Schockierend! Hamburger Polizei veröffentlicht Originale aus Honkas Wohnung

Hamburg - Fatih Akins schockierender Film über Fritz Honka lässt die Erinnerungen an die schrecklichen Taten des Serienmörders derzeit wieder aufleben.
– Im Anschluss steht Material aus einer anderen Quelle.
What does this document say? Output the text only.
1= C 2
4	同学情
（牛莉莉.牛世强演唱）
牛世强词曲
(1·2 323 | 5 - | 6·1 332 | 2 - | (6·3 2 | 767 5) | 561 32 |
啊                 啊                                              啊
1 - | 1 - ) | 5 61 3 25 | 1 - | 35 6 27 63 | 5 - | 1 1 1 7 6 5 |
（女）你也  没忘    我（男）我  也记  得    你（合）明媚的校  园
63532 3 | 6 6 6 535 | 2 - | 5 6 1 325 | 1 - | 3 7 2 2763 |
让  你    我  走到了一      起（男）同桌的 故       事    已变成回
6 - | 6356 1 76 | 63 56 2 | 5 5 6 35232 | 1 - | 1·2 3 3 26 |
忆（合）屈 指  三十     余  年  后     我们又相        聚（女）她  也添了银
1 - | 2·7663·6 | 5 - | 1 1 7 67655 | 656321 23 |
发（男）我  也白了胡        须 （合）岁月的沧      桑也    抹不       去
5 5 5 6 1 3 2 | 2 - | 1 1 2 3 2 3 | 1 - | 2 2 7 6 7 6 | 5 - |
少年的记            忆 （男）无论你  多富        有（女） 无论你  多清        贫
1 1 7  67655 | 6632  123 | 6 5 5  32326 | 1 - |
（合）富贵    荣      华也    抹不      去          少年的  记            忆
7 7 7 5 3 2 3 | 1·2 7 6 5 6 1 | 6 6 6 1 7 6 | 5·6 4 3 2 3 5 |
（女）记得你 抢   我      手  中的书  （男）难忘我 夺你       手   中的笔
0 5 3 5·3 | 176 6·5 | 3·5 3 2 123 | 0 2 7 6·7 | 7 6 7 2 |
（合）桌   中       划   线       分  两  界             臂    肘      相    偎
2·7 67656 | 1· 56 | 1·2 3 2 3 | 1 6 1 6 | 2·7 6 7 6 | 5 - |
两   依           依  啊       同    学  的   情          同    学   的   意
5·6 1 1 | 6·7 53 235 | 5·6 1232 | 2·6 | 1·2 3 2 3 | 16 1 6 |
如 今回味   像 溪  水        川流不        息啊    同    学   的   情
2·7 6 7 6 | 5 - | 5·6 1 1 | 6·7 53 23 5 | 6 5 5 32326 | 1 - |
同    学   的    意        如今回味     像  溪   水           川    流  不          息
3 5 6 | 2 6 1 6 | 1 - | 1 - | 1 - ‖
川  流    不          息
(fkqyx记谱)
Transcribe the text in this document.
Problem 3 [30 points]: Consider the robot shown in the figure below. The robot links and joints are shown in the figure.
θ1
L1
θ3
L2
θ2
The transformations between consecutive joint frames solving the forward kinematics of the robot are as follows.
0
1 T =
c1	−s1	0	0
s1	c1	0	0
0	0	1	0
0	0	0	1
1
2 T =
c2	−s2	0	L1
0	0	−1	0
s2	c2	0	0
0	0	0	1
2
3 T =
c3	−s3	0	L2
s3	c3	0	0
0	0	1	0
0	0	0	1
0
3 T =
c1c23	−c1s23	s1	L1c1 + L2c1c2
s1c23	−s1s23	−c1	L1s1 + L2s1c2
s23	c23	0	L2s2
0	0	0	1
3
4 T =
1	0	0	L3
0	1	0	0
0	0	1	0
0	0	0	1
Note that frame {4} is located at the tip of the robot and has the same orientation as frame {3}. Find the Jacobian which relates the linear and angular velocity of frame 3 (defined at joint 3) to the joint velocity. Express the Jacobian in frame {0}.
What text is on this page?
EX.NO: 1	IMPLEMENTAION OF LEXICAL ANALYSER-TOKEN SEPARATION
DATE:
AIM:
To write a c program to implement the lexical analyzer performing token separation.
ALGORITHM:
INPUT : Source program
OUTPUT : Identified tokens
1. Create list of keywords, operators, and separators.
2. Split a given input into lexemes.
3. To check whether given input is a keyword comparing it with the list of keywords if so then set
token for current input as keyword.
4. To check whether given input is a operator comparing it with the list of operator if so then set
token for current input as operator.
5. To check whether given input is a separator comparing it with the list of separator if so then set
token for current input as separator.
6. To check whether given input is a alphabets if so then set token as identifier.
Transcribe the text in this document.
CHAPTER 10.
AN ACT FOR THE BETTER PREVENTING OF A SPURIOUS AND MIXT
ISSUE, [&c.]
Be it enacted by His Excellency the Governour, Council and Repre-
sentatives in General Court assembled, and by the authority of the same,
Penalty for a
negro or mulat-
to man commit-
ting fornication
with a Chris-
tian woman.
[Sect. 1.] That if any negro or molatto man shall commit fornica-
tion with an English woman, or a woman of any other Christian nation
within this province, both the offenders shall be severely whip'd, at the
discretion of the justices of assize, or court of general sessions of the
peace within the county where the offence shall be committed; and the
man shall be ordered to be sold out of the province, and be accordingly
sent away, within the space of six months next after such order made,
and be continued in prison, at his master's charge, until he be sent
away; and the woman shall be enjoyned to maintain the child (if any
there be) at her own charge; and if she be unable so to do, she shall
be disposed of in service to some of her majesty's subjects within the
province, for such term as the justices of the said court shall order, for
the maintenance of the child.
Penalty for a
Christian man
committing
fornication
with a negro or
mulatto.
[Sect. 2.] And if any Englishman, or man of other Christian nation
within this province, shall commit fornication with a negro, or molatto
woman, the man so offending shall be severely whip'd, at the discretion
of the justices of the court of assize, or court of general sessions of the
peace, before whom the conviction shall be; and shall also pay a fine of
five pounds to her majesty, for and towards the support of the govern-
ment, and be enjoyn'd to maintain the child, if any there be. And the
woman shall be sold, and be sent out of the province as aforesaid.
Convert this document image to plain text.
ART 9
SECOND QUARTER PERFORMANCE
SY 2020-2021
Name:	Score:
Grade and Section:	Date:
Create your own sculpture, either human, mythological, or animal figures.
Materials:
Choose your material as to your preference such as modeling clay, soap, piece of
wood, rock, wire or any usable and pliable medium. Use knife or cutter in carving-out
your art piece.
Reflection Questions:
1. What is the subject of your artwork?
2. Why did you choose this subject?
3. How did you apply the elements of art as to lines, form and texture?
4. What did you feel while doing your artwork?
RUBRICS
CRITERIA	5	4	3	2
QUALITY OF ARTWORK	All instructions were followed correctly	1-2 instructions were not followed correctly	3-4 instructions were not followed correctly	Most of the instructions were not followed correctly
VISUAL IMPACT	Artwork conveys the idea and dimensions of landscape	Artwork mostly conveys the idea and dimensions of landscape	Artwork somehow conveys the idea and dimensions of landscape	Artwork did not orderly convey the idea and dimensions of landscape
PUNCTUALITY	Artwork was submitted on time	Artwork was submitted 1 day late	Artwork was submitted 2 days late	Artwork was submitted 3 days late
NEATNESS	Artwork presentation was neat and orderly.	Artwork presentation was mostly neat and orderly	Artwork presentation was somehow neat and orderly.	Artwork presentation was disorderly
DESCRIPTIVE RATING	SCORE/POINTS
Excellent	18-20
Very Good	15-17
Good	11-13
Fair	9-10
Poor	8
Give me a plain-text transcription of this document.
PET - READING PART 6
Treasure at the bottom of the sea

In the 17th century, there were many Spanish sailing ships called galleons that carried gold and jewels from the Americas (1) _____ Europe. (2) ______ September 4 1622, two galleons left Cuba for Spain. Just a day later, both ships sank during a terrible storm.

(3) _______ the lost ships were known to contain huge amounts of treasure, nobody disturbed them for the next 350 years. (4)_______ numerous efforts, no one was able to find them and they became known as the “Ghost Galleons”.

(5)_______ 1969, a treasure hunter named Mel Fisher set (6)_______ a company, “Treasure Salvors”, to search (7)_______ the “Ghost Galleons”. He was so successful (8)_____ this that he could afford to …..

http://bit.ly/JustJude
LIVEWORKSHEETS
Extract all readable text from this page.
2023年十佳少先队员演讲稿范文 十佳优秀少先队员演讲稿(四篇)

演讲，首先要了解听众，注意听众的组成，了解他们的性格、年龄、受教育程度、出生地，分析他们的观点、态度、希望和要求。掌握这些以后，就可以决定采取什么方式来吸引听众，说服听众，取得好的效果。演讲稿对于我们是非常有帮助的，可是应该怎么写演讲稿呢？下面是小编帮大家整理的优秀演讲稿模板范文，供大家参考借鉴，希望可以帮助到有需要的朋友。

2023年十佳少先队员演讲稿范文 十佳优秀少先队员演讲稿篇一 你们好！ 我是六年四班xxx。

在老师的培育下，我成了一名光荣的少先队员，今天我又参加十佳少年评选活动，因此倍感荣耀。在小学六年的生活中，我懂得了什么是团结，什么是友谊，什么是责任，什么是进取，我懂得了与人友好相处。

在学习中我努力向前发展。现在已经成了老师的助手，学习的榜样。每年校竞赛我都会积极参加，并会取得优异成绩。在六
In den 70er Jahren hatte Honka in Hamburger mehrere Frauen getötet.

Jonas Dassler als Fritz Honka und Margarethe Tiesel in einer Szene des Films "Der Goldene Handschuh".
Jonas Dassler als Fritz Honka und Margarethe Tiesel in einer Szene des Films "Der Goldene Handschuh".  © Boris Laewen/Warner Bros./dpa

Jetzt beteiligt sich auch die Polizei mit einer Ausstellung an dem neuen Hype über die Geschichte Fritz Honkas.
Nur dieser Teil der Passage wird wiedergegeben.